Pada periode ini belum ada pendidikan formal. Putra-putra khalifah Bani
Umayyah biasanya akan di sekolahkan ke Badiyah, gurun Suriah. Ke sanalah
Muawiyah mengirimkan putranya yang
kemudian menjadi penerusnya (Yazid).
Di masa khalifah Umar bin Abd Aziz,
para da’i Islam dikirim ke berbagai negara seperti India, Turki, Asia Tengah,
Afrika, Andalusia dan sebagainya dengan misi utama agar mereka masuk Islam.

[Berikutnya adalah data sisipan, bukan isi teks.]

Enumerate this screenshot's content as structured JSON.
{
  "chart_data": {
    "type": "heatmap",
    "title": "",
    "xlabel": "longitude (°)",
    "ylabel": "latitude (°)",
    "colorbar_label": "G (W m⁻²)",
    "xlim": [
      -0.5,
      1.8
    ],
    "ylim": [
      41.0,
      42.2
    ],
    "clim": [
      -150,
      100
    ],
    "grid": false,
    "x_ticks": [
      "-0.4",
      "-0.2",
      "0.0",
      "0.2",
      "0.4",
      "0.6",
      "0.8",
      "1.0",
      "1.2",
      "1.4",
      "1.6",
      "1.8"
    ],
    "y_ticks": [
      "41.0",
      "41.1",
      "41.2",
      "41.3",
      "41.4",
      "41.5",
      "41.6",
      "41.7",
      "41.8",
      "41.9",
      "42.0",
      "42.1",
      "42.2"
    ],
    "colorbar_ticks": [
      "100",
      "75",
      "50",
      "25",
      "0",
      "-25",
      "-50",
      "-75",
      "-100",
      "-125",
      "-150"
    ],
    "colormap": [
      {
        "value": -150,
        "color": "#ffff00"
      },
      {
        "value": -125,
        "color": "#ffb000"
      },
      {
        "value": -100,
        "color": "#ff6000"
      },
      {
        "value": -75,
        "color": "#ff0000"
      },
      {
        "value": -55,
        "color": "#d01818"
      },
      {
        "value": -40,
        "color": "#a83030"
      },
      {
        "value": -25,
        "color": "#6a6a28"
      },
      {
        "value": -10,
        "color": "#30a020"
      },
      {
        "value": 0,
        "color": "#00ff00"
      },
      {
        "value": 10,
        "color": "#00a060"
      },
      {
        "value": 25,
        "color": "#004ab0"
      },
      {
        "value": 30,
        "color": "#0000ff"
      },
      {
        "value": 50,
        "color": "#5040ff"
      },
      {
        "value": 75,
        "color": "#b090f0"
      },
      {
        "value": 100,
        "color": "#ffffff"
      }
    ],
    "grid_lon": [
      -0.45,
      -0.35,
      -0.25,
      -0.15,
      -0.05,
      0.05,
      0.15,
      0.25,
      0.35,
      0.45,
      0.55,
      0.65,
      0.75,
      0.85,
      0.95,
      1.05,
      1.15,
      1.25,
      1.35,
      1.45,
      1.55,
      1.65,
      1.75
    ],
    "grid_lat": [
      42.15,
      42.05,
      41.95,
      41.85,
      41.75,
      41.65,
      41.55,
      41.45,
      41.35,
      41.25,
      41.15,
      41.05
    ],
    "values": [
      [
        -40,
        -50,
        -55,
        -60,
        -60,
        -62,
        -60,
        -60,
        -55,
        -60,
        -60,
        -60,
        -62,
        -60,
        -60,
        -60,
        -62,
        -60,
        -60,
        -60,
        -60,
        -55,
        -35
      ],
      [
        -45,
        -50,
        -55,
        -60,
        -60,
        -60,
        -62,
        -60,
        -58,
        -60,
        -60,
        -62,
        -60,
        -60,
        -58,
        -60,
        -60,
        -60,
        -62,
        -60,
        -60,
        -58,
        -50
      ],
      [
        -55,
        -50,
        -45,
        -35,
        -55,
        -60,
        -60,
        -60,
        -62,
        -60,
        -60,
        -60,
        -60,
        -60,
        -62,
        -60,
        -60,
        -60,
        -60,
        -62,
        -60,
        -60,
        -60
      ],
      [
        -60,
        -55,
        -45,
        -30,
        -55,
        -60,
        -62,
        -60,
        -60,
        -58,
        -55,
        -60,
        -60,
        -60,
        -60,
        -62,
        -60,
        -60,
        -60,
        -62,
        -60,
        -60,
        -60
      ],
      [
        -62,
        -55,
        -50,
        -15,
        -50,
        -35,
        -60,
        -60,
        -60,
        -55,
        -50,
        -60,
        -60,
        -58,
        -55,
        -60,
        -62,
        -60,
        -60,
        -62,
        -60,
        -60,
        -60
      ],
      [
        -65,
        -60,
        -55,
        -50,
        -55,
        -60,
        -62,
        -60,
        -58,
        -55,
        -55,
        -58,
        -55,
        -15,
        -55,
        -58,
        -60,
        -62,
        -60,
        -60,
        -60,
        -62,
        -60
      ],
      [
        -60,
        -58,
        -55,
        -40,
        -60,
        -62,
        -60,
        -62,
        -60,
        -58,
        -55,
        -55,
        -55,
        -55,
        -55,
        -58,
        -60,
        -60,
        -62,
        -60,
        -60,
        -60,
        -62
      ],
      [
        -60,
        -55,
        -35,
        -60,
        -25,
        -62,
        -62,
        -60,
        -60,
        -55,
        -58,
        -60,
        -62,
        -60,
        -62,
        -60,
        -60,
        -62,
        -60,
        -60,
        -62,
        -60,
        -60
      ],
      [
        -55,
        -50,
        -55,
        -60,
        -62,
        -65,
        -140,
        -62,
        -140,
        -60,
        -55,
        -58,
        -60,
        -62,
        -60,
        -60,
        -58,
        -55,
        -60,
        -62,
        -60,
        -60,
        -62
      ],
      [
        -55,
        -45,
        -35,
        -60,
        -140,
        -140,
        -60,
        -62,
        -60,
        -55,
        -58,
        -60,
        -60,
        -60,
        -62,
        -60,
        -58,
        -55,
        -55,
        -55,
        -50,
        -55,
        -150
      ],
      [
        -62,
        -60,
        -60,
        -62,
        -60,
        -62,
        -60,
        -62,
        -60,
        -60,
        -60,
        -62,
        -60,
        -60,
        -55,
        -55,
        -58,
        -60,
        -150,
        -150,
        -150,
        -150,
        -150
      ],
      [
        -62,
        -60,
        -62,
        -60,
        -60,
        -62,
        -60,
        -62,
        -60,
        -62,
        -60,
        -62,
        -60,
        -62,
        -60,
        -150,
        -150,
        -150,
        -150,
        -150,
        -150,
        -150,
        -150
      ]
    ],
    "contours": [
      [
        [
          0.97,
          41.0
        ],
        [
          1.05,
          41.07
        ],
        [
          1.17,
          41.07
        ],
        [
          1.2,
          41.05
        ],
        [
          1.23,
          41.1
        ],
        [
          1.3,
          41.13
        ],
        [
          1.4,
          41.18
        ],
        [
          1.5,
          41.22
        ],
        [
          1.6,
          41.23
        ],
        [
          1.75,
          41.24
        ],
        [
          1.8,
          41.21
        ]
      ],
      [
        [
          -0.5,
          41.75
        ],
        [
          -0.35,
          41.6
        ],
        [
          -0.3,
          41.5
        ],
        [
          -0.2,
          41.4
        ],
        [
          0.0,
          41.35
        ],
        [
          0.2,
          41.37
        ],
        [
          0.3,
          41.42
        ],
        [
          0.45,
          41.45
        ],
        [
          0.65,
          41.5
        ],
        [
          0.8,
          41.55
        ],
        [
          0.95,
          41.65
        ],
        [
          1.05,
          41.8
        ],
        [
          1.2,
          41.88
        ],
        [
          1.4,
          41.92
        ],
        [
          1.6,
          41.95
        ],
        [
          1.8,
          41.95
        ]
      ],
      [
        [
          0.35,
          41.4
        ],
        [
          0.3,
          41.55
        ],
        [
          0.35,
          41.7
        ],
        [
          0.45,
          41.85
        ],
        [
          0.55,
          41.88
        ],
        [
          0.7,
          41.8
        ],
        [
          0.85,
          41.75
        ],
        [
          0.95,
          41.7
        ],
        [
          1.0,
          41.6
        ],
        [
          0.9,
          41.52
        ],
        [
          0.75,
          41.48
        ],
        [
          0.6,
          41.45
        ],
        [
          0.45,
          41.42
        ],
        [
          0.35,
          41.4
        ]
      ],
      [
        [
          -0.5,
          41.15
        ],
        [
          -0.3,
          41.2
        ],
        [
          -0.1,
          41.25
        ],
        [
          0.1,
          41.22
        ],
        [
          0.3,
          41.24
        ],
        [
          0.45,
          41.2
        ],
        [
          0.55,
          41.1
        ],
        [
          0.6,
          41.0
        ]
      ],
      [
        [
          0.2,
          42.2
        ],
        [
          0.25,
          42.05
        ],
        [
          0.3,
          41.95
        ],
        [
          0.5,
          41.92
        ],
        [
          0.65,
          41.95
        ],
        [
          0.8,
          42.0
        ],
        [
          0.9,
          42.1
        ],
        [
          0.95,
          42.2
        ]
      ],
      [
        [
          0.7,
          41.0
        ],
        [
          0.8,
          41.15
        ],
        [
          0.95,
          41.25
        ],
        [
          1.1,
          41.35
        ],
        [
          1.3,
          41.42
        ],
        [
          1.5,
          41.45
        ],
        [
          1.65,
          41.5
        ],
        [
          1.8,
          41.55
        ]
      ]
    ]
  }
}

Waktu itu, beliau memerintahkan semua warganya untuk berbondong-bondong
mempelajari hukum Islam di setiap bangunan terutama masjid dalam rangka
menyebarkan ilmu pengetahuan. Kemudian ia menyuruh golongan cendikiawan muslim
agar menerjemahkan berbagai cabang ilmu pengetahuan yang termaktub dalam
kitab-kitab berbahasa Yunani dan Latin ke bahasa Arab , agar ilmu-ilmu tersebut
dapat dicerna oleh ummat Islam.[9] Dan
di masa Umar bin Abd Aziz inilah beliau menginstruksikan untuk mentadwinkan
kitab-kitab hadits.[10]
Kota-kota yang menjadi pusat
kegiatan ilmu pada masa Bani Umayyah masih seperti zaman Khulafaurrasyidin,
yaitu Damaskus, Kuffah, Basrah, Mekkah, Madinah, Mesir dan ditambah lagi dengan
pusat-pusat baru seperti Kairawan, kordoba, Granada dan lain-lainya. Ilmu
pengetahuan pada masa itu terbagi menjadi dua yaitu;
a.
Al-Adaabul
Hadisah (ilmu-ilmu baru) yang terdiri dari
dua bagian, yaitu:
1). Al- Ulumul Islamiyah,
yaitu ilmu-ilmu al-Qur’an, al-Hadits, al-Fiqh, al-Ulumul Lisaniyah, at-Tarikh
dan al-Jughari.
2). Al-Ulumul Dakhiliyah,
yaitu ilmu-ilmu yang diperlukan oleh kemajuan Islam, seperti Filsafat, ilmu
pasti dan ilmu-ilmu eksakta lainnya yang disalin dari bahasa Persia dan Romawi.
b.
Al-Adaabul Qadimah (ilmu-ilmu lama), yaitu ilmu-ilmu yang telah ada di zaman
Jahiliyah dan di zaman khulafaurrasyidin, seperti ilmu-ilmu lughah, syair,
khitabah dan amsaal.[11]
Adapun tokoh-tokoh ilmu pengetahuan
diantaranya Abu al-Aswad al-Du’ali (perintis tata bahasa), al-Khalil ibn Ahmad
(penyusun Kitab al-Ayn), Hasan al-Bashri, Ibn Syihab al-Zuhri, Amir ibn
Syarahil al-Sya’bi, Abu Hanifah, Abid ibn Syaryah dan Wahb ibn Munabbih.[12]
3.
Bidang Ekonomi
Dalam upaya membiayai roda
pemerintahan, maka dibentuklah Bait al-Mal sebagai kas perbendaharaan Negara.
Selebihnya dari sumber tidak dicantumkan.